Hugh Massingberd

All the way from Folk to Electric

issue 21 May 2005

Faced with a choice on election night of staying in to watch the results coming in on the box or heading out to The Anvil, Basingstoke, to catch a live show by The Manfreds — featuring my old school contemporary Michael d’Abo on vocals, as well as his apparently ageless predecessor, Paul Jones — it was, as Homer Simpson sometimes says, ‘a no-brainer’. In spite of a single, seemingly slighting reference (from Elvis Costello) to Manfred Mann in this stimulating study of Bob Dylan, I still believe the group to have been among the best interpreters of his songs and I’m sure I have read somewhere that Dylan himself has endorsed this view. The story goes that the relationship got off to a sticky start when Mann, after hearing some demo-tapes, observed that it was a pity Dylan couldn’t find a better vocalist. The singer was, of course, none other than the song-writer.

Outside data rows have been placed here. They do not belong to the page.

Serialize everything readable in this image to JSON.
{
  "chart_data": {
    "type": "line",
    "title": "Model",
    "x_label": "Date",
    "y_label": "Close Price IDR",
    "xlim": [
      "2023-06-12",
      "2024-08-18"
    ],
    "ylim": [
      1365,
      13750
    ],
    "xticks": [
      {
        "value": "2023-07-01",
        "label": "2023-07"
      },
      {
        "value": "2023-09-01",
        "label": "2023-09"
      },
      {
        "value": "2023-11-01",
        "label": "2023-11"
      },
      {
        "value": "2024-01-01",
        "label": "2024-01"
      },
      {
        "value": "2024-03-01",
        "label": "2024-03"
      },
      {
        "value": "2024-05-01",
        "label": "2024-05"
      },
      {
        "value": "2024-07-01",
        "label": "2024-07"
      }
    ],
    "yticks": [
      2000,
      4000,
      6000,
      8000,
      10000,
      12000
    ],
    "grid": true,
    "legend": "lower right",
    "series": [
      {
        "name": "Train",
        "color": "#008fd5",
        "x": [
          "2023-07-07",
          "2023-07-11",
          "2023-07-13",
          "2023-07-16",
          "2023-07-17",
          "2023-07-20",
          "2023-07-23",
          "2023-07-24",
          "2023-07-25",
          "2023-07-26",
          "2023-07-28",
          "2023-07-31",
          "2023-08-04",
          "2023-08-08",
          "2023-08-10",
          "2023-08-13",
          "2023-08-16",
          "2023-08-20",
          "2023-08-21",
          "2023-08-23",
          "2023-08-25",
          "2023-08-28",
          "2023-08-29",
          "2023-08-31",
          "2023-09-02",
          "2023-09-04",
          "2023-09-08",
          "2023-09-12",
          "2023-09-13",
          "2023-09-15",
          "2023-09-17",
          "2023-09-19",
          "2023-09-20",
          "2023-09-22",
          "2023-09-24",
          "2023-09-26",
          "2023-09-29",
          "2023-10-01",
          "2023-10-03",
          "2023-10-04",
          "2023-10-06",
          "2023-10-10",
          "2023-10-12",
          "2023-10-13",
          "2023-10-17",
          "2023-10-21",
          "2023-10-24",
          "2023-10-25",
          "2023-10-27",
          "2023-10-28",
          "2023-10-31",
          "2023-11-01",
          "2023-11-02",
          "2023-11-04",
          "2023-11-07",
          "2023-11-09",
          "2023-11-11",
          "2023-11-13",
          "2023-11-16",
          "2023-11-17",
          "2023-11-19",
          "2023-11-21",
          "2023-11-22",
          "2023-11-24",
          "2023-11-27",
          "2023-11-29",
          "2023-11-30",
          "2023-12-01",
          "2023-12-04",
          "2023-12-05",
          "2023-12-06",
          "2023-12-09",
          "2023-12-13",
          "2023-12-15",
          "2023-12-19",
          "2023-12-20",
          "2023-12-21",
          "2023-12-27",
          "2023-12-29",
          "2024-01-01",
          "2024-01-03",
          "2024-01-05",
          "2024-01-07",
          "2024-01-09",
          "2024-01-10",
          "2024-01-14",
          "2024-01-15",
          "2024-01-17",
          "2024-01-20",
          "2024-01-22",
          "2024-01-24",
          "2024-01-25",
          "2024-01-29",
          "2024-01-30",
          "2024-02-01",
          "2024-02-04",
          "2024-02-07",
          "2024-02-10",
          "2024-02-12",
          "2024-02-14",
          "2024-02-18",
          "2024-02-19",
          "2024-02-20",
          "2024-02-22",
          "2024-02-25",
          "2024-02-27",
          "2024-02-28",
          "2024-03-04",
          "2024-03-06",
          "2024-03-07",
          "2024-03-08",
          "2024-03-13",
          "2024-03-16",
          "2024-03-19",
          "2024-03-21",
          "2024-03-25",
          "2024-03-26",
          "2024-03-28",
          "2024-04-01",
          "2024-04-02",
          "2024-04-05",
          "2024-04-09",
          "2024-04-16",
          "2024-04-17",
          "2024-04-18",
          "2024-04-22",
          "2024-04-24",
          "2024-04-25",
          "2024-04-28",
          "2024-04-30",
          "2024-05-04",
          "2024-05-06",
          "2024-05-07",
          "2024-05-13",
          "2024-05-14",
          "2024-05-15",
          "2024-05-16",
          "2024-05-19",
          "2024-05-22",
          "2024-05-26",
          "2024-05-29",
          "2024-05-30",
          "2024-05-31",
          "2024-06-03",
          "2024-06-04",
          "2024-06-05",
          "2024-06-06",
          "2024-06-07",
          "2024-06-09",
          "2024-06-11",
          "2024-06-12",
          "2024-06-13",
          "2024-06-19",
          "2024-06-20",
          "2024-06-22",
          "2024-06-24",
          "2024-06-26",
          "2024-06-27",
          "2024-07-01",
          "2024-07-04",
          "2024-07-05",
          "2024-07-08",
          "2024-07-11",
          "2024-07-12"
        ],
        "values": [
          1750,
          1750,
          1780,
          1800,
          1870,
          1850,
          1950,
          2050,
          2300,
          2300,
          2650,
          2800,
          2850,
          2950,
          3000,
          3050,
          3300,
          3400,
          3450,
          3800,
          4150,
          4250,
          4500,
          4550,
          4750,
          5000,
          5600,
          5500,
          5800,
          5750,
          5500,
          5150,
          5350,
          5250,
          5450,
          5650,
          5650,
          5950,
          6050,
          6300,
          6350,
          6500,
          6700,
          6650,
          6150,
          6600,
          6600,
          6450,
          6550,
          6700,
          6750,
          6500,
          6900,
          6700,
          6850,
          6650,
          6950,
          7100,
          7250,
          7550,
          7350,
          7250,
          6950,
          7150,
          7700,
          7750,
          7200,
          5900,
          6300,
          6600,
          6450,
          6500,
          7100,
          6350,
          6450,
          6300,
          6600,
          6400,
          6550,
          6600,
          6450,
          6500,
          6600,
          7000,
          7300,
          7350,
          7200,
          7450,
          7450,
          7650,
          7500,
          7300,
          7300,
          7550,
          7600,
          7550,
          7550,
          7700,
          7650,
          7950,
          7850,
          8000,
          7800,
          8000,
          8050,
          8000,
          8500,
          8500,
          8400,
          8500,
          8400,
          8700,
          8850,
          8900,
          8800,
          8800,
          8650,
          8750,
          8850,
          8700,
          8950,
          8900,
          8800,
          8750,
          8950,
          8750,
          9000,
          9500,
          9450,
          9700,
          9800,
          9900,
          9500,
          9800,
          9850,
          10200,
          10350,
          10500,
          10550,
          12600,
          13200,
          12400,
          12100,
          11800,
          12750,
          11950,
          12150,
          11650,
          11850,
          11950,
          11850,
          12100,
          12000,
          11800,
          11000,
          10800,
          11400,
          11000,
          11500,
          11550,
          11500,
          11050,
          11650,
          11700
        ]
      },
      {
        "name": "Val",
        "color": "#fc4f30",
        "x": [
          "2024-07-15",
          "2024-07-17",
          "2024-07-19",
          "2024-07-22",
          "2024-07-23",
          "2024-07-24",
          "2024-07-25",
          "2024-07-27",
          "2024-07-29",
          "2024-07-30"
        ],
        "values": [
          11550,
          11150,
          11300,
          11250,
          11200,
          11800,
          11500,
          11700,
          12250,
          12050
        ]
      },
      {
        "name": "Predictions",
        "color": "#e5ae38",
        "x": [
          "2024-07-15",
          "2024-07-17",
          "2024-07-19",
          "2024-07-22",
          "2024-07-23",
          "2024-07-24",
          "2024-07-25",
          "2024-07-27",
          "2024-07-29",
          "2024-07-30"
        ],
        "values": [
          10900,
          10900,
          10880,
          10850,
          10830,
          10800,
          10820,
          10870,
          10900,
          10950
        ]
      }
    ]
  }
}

‘Everyone remembers where they were when they heard that Kennedy was shot,’ Greil Marcus quotes a friend saying. ‘I wonder how many people remember where they were when they first heard Bob Dylan’s voice. It’s so unexpected.’ In my own case, I remember being astounded when Dylan, as ‘a complete unknown’ (to cite a line from the chorus of ‘Like a Rolling Stone’) in the role of a vagabond troubadour, suddenly emerged as an extraordinary apparition on the screen at the end of a run-of-the-mill television play in the early 1960s. As Marcus writes of his own first sighting of this phenomenon, in 1963:

Something in his demeanor dared you to pin him down, to sum him up and write him off, and you couldn’t do it. From the way he sang and the way he moved, you couldn’t tell where he was from, where he’d been, or where he was going — though the way he moved and sang made you want to know all of those things.